About NCT07044349 Study

This study is a multi-national, open-label, randomized Phase II/III clinical trial of UTD2 for the treatment of patients with platinum-resistant advanced epithelial ovarian, fallopian tube, or primary peritoneal cancer. The Phase II part plans to enroll approximately 84 subjects. Its primary objective is to evaluate the safety, efficacy, and pharmacokinetic (PK) characteristics of UTD2 under different dosing regimens in the target patient population and to recommend a dose for Phase III. The Phase III part plans to enroll 480 subjects and is planned to be conducted in multiple countries and regions worldwide. Its primary objective is to evaluate the efficacy and safety of UTD2 compared to the investigator’s choice of standard treatment in the target patient population.
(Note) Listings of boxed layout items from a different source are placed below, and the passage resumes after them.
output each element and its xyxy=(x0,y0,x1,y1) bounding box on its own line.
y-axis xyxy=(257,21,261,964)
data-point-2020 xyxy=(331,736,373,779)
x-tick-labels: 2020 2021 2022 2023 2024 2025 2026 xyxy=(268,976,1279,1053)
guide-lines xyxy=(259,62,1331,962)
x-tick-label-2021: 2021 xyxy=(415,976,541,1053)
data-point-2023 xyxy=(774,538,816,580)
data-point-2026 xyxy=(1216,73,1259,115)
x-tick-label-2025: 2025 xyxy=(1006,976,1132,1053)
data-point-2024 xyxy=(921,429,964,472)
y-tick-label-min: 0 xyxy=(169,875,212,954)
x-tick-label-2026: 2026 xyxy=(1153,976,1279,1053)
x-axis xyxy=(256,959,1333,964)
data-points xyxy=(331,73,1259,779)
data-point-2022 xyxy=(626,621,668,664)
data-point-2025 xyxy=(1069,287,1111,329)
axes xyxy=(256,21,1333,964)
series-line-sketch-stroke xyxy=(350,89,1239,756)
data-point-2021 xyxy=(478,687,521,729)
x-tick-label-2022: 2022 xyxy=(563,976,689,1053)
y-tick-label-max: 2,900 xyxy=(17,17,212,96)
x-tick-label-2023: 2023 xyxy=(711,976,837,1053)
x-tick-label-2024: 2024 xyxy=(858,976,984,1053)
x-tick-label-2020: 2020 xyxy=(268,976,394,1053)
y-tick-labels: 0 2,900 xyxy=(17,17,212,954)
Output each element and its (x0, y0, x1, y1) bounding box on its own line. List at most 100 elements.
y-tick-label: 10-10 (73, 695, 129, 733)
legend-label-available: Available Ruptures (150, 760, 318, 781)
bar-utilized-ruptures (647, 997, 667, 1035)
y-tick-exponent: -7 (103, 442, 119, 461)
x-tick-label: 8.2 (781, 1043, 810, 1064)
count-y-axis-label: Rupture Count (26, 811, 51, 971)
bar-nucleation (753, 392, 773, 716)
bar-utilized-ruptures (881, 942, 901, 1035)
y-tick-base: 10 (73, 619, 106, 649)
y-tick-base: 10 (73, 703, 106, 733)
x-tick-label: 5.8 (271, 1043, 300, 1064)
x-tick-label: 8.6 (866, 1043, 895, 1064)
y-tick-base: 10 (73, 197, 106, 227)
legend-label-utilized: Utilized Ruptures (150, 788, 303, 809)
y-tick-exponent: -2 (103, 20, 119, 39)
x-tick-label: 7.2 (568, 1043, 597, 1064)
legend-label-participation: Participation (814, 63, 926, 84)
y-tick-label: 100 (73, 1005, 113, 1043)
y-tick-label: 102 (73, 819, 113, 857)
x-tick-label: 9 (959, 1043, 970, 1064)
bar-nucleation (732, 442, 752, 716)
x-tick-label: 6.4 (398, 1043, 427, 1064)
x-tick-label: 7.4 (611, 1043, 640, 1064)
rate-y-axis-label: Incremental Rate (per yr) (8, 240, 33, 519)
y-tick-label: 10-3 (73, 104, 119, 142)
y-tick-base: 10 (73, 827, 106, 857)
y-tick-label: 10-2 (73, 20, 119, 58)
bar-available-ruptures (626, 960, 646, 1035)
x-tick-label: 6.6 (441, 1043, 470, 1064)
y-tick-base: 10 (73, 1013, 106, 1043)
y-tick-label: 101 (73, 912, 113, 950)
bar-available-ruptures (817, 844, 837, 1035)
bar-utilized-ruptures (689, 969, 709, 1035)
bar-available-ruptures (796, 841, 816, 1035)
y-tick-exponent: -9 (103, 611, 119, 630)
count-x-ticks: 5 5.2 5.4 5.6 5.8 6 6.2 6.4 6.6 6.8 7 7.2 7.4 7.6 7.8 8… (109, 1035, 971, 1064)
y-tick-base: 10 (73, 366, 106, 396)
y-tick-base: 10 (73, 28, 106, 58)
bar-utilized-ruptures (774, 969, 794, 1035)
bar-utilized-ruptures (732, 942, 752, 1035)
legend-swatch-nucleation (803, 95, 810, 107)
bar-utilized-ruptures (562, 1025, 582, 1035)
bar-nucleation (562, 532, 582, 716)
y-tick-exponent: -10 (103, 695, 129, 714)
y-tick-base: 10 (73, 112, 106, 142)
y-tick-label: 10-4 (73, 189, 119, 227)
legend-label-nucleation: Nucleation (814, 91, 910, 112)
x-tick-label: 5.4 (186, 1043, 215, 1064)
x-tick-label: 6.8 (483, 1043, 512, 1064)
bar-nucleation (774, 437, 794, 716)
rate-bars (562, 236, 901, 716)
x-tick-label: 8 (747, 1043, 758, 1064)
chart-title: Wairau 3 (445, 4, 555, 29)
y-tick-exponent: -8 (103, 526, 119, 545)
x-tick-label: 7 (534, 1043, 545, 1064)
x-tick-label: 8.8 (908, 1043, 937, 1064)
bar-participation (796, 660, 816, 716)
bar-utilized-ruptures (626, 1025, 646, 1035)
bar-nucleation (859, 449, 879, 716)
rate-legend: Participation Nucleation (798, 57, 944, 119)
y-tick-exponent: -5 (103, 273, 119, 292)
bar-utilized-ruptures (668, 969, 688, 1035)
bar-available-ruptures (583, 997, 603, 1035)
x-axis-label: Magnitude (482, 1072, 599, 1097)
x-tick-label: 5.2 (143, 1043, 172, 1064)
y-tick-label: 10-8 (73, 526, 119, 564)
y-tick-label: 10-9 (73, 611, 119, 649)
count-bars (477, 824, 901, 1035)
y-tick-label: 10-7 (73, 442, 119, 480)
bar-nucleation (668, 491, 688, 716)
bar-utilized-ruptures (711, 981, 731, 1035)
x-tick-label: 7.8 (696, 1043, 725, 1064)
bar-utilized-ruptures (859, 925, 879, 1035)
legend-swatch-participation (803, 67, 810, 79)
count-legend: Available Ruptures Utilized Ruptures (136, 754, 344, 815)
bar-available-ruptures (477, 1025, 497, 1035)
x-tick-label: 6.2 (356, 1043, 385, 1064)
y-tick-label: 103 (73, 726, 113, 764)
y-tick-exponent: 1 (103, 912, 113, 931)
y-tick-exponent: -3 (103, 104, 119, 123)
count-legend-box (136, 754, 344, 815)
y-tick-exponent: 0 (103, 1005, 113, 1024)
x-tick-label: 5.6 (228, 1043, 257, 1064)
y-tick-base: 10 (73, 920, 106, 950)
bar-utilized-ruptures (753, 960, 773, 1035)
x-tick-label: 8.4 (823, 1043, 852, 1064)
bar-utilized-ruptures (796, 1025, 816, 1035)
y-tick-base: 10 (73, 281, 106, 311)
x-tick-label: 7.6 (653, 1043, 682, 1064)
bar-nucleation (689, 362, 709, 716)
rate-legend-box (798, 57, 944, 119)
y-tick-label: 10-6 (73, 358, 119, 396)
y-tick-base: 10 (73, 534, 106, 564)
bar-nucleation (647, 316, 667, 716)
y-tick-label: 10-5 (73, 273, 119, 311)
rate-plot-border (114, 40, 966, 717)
The primary endpoint is PFS, with secondary endpoints including OS, ORR, and others.

About Utidelone

Utidelone is a new-generation genetically engineered microtubule inhibitor, and has similar mechanism of action with that of taxanes while demonstrating multiple advantages, including better anti-tumor activity, broader anti-tumor spectrum, better safety profile with very low hematologic toxicity, effective against multidrug-resistant tumors, less prone to developing drug resistance, capability of crossing the blood-brain barrier to prevent and treat brain tumors, and high oral bioavailability. Biostar has developed two formulations of Utidelone: injection (UTD1) and capsule (UTD2). UTD1 has been launched in China in 2021 for the treatment of metastatic breast cancer (MBC), who have progressed after at least one anthracycline- or taxane-containing chemotherapy regimen. The phase III study data showed that UTD1 plus capecitabine achieved both PFS and OS benefits versus capecitabine for heavily pretreated MBC patients, and the results were orally presented twice at ASCO (Free ASCO Whitepaper) annual meetings and published in prestigious journals.